Expert view: "Thieves can go after individuals or groups using malware and once they are into an account, they can pull all sorts of information: financial and personal," says Con Mallon, anti-virus software developer Norton's internet security expert.


Worth? 0.000025p

Bought by? Spammers.

How is the data obtained? Harvesting programs scour the web for text containing an @ character. Some newsletters use unsubscribe functions to verify addresses.

What can they do with it? Send lots of advertising junk. Usually for Viagra.

Are you in danger? You'll become a spam haven.

How can you protect it? Use a spare email address when registering on websites. Don't allow your email address to be published online.

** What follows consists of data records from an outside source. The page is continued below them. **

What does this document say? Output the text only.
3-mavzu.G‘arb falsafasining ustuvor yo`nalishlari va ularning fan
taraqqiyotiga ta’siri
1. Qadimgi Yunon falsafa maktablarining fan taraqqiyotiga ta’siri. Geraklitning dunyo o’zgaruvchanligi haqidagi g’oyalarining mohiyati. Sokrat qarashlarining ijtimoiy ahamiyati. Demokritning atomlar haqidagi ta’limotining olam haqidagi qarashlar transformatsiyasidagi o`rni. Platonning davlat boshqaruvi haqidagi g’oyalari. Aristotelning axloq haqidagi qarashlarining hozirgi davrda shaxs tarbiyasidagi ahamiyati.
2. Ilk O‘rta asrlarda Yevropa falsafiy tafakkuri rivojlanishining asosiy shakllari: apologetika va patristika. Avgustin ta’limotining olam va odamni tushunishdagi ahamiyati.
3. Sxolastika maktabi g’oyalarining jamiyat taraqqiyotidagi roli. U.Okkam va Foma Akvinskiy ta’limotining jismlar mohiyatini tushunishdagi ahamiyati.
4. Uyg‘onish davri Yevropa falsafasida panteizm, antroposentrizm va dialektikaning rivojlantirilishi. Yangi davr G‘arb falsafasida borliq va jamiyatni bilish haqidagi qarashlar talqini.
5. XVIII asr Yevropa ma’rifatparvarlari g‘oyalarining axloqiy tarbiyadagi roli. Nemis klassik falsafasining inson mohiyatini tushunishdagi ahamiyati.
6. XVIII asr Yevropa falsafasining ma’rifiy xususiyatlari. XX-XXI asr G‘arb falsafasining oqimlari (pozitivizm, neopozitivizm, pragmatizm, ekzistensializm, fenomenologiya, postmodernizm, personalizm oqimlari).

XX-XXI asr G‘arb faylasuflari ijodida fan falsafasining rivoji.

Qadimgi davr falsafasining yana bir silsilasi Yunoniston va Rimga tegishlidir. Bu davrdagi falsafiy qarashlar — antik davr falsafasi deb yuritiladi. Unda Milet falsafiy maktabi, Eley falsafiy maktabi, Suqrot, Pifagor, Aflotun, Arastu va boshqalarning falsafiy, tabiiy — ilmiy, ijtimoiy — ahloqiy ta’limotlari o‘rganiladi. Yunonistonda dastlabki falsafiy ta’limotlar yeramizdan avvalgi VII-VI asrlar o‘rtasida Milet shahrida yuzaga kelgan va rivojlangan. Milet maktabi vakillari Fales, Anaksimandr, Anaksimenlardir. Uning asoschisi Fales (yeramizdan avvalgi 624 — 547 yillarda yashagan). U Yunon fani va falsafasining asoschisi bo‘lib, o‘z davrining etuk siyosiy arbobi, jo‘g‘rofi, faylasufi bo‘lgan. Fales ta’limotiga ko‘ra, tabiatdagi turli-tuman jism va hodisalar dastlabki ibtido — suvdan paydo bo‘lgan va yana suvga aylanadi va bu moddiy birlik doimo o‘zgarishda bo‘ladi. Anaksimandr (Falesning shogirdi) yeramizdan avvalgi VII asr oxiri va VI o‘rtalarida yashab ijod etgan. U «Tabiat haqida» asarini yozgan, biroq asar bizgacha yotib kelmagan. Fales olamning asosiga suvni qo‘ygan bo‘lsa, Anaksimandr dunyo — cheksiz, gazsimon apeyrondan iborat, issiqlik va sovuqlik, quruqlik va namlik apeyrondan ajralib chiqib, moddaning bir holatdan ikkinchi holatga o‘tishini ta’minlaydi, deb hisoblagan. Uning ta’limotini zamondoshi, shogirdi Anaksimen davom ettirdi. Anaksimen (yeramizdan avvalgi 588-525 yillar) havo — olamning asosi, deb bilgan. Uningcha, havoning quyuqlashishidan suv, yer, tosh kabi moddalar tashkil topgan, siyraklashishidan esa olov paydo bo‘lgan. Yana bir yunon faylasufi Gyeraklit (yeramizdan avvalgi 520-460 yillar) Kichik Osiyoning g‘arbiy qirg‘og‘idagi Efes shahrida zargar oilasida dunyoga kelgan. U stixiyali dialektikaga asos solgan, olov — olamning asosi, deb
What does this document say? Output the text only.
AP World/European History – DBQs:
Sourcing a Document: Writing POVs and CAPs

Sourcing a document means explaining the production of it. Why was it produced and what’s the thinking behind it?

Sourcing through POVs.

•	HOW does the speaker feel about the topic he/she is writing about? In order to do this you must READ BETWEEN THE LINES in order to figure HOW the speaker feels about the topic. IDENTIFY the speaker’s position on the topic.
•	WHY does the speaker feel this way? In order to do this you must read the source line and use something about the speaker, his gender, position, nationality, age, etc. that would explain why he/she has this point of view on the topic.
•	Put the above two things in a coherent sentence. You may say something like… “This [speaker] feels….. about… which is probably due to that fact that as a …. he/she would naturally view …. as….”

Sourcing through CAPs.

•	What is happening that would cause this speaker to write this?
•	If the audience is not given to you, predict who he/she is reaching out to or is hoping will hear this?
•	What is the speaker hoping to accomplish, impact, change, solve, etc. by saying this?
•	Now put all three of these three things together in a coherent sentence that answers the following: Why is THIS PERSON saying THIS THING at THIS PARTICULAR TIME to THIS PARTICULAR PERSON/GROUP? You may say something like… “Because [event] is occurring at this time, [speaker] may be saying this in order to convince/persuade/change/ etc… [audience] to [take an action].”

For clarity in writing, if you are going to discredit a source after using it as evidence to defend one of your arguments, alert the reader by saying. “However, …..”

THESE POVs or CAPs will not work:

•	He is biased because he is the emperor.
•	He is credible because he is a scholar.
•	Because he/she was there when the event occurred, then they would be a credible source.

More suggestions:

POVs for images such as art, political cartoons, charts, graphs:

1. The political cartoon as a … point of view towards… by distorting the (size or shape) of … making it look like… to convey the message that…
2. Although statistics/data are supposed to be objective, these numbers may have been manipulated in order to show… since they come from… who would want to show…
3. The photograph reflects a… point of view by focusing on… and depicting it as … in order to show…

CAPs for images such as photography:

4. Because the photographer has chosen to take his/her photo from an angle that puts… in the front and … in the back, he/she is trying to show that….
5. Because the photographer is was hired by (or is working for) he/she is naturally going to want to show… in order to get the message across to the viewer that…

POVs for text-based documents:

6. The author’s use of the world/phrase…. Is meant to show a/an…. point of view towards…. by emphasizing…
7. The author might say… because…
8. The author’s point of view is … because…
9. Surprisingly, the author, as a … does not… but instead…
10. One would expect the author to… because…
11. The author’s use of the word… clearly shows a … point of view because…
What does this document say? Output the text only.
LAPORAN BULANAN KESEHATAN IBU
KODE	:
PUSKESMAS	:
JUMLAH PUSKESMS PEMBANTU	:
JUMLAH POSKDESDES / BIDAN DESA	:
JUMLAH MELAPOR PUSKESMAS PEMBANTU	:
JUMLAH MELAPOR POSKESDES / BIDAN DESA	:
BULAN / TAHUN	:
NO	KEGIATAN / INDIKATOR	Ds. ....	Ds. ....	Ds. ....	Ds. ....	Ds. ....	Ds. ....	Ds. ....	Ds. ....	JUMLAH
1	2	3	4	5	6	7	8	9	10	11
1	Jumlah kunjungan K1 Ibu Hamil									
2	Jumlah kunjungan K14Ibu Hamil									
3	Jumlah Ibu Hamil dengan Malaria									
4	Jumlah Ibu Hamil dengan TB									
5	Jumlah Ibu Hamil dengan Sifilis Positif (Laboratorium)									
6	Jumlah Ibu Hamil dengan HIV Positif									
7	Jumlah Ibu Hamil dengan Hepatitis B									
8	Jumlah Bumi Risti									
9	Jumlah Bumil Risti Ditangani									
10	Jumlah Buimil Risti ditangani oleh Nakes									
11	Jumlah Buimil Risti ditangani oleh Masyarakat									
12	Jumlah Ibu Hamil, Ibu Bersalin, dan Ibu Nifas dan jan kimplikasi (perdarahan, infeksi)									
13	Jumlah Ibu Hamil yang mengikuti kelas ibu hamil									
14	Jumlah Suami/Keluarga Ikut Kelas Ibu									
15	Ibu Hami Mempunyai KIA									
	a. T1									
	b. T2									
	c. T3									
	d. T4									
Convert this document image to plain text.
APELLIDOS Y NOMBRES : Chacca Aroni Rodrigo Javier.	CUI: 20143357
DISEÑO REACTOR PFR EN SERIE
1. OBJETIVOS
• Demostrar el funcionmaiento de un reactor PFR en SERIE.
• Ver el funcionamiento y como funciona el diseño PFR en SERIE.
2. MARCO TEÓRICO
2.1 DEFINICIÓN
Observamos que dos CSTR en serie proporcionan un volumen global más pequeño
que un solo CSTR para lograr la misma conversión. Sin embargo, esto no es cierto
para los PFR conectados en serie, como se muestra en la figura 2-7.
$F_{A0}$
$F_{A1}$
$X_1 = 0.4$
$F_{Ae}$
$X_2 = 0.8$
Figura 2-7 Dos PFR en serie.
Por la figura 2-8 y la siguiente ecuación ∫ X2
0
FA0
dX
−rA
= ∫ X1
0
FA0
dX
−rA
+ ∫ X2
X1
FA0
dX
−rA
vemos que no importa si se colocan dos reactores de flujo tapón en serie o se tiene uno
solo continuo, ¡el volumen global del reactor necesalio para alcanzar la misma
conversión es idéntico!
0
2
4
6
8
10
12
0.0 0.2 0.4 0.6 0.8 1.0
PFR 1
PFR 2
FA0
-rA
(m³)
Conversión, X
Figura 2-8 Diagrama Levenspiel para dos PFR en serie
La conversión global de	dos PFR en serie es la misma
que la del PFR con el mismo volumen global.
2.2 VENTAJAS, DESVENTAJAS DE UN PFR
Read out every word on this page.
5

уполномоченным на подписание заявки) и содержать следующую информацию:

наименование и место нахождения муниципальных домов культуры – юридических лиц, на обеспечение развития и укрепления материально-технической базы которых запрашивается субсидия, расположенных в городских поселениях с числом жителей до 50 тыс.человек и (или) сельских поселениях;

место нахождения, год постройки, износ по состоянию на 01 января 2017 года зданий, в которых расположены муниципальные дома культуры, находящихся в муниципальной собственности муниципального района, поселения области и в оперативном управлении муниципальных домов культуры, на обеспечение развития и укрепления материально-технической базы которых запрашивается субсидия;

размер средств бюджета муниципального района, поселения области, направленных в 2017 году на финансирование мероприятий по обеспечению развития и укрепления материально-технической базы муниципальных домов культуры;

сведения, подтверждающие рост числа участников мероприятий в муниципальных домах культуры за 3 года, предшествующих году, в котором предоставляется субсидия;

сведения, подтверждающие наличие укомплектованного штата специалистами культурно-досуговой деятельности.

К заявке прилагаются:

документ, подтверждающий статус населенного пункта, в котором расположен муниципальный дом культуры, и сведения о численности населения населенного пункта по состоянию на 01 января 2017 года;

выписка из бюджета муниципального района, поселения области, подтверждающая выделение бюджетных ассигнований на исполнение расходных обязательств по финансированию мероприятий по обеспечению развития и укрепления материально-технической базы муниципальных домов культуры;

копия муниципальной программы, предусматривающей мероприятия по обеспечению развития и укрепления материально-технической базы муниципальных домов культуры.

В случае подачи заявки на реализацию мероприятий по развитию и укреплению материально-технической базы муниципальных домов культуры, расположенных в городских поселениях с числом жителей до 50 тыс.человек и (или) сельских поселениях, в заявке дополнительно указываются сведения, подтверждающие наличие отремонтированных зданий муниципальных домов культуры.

Expert view: "Email addresses remain the biggest market, with a million verified email addresses ranging from £25 to £210," says security expert Eddy Willems. "They are cheaper than others, due to the basic nature of the information."


Worth? £8

Bought by? Financial thieves

How is the data obtained? Often from fake eBay emails, asking for accounts verification to be sent to

What can they do with it? They can use your account – and your reputation – to encourage people to buy items from them.

Are you in danger? Your hard won feedback can be in tatters. Personal data is also compromised.

How can you protect it? Only type passwords when you are safe.

Expert view: "If someone gets an email and password from one account, they could try it on others and strike lucky," warns David Emm from Kaspersky Lab.


Worth? Very little in financial terms

Bought by? Spammers or people behind distributed denial of service attacks are after "bot-infected" computers.

How is the data obtained? Internet bots are placed on your machine. They run automated tasks over the internet.

What can they do with it? A bot-infected computer could be used to attack websites or for a spam or rogueware campaign, sending out thousands of emails to victims.

Are you in danger? Most who have a bot-infected computer don't know.

How can you protect it? Be wary of clicking on shortened URLs. They can hide malicious links.

Expert view: "Researchers look at the murkier parts of the internet where criminals come together and buy, sell and barter data," says Con Mallon, Norton internet security expert. "Prices fluctuate massively. We found £9.30 bought 10,000 bots."